A lower dose can be given without an adverse effect on survival, investigators at Thomas Jefferson University in Philadelphia announced here during the 48th annual meeting of the American Society of Radiation Therapy and Oncology.

Dr. Maria Werner-Wasik presented her team's findings for 115 patients with acoustic schwannomas treated with either 50.4 Gy or 46.8 Gy stereotactic unfractionated radiotherapy.

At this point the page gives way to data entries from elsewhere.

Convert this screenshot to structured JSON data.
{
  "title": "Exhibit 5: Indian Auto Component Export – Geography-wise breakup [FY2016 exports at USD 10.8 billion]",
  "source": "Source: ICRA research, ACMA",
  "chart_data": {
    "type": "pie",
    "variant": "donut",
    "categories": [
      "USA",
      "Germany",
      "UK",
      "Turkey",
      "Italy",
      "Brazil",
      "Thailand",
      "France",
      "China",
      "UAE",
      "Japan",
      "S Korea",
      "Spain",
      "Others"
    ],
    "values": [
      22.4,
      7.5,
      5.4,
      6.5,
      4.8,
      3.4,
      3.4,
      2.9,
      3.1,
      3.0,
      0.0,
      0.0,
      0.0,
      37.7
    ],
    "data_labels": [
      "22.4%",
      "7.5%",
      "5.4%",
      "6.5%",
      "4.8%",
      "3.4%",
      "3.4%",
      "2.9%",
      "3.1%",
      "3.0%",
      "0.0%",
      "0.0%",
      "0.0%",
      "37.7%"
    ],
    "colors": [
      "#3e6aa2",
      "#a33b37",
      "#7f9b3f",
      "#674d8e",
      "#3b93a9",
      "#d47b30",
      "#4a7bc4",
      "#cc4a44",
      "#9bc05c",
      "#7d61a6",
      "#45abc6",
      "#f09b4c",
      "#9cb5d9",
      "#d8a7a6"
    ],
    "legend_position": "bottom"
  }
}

Baseline and follow-up audiograms were conducted. Serviceable hearing was defined as a Pure Tone Average between 0-50 decibels and a Speech Discrimination Score above 50%. Median time at follow-up was 69 months for the high-dose group and 29 months for the low-dose group.

Local control was 98% in high-dose patients and 100% in low-dose patients after radiation therapy.

"This (lower) dose is very conformal," Dr. Werner-Wasik told Reuters Health in an interview during the meeting. "It's the same dose used for a benign or basal tumor...Quality of life is better because hearing is preserved."

In the high-dose group at baseline, serviceable hearing averaged 69% and measurable hearing at 31% in the high-dose group. Initial Pure Tone Average was 32.5 decibels and was 47 decibels at follow-up. The initial Speech Discrimination Score was 86% and at follow-up it was 64%.

In the low-dose group, baseline serviceable and measurable hearing was 84% and 13%, respectively. Initial Pure Tone average was 23 decibels and 40 decibels at follow-up. Initial Speech Discrimination Score was 80% and at follow-up, 70%.

The change between baseline and follow-up Pure Tone Average and Speech Discrimination Score were not statistically significantly different between low- and high-dose groups, overall. However, when the two cohorts were matched according to baseline Pure Tone Average, there was less hearing loss in patients receiving the lower dose of radiation.

"The lower dose gives essentially the same local control," Dr. Werner-Wasik pointed out, adding that the approach may be useful for tumors surrounding other vital structures. She noted that another benefit of the low-dose approach is that it requires fewer treatments and shorter treatment times.